Вся огненная, мучительная ткань повествования в «Дау» — это, конечно же, не сколок спонтанной жизни, случайно подсмотренной оператором. С другой стороны — это и не выстроенная конструкция, нанизанная на некую первичную сюжетную основу, на заданный режиссером сценарий. Здесь вообще совершенно особые отношения между бесшабашной свободой импровизатора и проглядывающей сквозь нее, упорно всплывающей в монтаже внутренней структурой. У Жиля Делёза есть образ чистого, «бродячего» (nomade), то есть повсеместно встречающегося «случая» (hasard), который в конечном счете ведет к вспышке, взрыву, ко взорванной и деформированной каузальности.
Я уже говорила об особой, соблазнительной природе насилия, которое выступает здесь и предметом исследования, и — в каком-то особом смысле — также одним из инструментов построения образа. «Соблазнение, — как не устает напоминать нам Бодрийяр, — это процесс круговой, с взаимозаменяемостью сторон, с вызовом, лукавством и смертью». Я наблюдала подобную же работу с исполнителями в технике «этюда», давно уже практикуемой Анатолием Васильевым как для психологических, так и для игровых структур. Разумеется, режиссер Васильев, производящий спектакль в рамках драматического театра, начинает всегда с литературной основы, с авторского текста. Он разбирает саму внутреннюю структуру драматического произведения, прежде чем перейти, перескочить к импровизационной работе участников, — я бы сказала: единомышленников, заговорщиков… И все равно, при всех наглядных схемах и рисунках, меня не оставляет ощущение, что дело тут прежде всего — в определении вектора энергии «насилия», той летящей, оперенной стрелы, что движется своим причудливым путем — от прошлого к будущему (в психологических структурах) или же от будущего к настоящему и прошлому (в структурах игровых). Думаю, что, когда в августе 2008 года Илья Хржановский, приехавший в античный театр Эпидавра на премьеру «Медеи» Еврипида, предложил Васильеву участие в харьковском проекте, тот согласился без колебаний. Слишком уж близки тут были творческие принципы построения, точнее — замешивания этого зелья, этого варева, где саму человеческую природу, со всеми ее персональными тупиками и завихрениями, используют для выхода за пределы, для «преступания», для трансгрессии… И самым большим искушением была не просто возможность направить других, но — вот так вдруг, ввязавшись в рискованную авантюру, — попробовать проделать все это и с самим собой.

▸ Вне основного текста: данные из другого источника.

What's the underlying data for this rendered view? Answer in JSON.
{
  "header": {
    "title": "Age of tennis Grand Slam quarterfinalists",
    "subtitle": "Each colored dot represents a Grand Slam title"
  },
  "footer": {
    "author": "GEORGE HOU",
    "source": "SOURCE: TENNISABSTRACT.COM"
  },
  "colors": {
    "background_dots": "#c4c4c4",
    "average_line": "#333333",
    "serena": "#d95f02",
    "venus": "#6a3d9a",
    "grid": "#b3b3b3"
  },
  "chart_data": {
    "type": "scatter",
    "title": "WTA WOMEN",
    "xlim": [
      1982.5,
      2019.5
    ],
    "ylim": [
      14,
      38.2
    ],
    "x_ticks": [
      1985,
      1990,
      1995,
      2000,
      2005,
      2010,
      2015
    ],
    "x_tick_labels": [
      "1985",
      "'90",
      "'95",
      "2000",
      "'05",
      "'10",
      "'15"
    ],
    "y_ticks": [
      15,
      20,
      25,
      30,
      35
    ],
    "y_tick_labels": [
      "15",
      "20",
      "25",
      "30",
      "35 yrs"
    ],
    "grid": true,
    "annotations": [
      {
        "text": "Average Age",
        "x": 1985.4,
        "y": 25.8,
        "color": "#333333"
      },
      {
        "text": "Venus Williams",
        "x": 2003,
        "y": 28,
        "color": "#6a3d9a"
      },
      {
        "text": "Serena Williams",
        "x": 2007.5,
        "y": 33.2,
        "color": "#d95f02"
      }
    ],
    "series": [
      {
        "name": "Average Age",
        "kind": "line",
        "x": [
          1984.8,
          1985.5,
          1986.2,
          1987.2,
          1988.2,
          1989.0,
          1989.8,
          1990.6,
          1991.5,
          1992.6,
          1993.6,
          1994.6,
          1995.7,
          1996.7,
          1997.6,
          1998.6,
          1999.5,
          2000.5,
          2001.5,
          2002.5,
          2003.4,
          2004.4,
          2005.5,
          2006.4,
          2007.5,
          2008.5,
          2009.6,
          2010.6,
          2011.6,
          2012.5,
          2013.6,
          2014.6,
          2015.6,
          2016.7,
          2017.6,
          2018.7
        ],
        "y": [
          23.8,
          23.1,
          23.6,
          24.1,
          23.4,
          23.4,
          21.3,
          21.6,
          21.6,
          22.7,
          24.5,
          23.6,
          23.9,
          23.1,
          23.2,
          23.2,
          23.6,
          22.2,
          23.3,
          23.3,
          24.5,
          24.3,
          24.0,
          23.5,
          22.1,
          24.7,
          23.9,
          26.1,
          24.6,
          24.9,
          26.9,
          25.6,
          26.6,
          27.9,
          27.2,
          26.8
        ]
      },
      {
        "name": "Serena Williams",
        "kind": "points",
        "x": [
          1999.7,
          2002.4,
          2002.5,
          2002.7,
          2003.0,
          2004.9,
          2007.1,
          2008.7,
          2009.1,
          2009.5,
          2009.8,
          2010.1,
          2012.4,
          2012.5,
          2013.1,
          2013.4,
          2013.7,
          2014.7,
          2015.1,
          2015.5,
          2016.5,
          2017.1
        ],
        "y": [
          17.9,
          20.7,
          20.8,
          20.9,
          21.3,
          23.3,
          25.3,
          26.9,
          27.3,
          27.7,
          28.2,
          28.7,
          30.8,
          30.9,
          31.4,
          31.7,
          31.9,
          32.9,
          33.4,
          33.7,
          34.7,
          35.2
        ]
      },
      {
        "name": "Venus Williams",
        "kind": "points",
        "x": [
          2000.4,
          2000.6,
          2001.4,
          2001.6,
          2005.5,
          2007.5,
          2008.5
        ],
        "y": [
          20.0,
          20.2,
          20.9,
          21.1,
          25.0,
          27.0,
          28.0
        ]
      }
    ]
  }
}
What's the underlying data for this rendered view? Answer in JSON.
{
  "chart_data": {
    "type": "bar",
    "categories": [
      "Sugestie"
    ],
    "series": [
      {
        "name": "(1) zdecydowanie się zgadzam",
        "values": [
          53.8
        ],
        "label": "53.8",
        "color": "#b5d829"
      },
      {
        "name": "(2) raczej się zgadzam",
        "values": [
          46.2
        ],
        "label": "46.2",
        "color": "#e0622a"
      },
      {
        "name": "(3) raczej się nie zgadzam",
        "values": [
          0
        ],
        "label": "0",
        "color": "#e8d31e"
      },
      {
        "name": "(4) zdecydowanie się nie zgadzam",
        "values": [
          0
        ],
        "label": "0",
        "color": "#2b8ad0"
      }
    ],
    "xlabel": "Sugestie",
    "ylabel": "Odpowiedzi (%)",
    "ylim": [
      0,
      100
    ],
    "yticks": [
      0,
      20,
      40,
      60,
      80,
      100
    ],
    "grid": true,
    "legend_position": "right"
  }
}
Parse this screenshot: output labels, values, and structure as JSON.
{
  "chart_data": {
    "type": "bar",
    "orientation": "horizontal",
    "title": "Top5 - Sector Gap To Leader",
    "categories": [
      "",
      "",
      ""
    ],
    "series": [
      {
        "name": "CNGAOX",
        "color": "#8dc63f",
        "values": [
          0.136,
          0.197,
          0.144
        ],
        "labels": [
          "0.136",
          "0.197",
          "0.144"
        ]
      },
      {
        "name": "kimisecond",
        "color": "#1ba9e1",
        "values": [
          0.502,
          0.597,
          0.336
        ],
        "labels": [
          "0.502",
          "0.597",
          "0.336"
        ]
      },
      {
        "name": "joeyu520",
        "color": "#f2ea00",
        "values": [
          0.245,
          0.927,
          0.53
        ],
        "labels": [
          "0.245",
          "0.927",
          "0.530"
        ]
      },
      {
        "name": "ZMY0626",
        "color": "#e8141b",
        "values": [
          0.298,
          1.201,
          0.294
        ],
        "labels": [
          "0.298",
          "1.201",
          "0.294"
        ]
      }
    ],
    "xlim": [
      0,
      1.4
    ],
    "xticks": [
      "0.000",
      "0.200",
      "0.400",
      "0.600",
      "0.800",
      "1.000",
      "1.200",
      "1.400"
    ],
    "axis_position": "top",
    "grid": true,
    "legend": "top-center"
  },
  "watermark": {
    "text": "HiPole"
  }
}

Илья Хржановский, как режиссер-демиург, не просто сочинил и сконструировал замкнутый мир института — он еще и выстроил само пространство свободы, где каждый перформер, где каждый «сам-себе-режиссер» (да и оператор!) смог жить — ровно так, как сам захотел, — в меру своей креативности, в живом и текучем процессе. Это прежде всего страшно, это пугает. Радость приходит позже. Опыт, который навсегда делает нас другими (я не разделяю тут непосредственных участников и зрителей, все мы были — прежде всего соучастники).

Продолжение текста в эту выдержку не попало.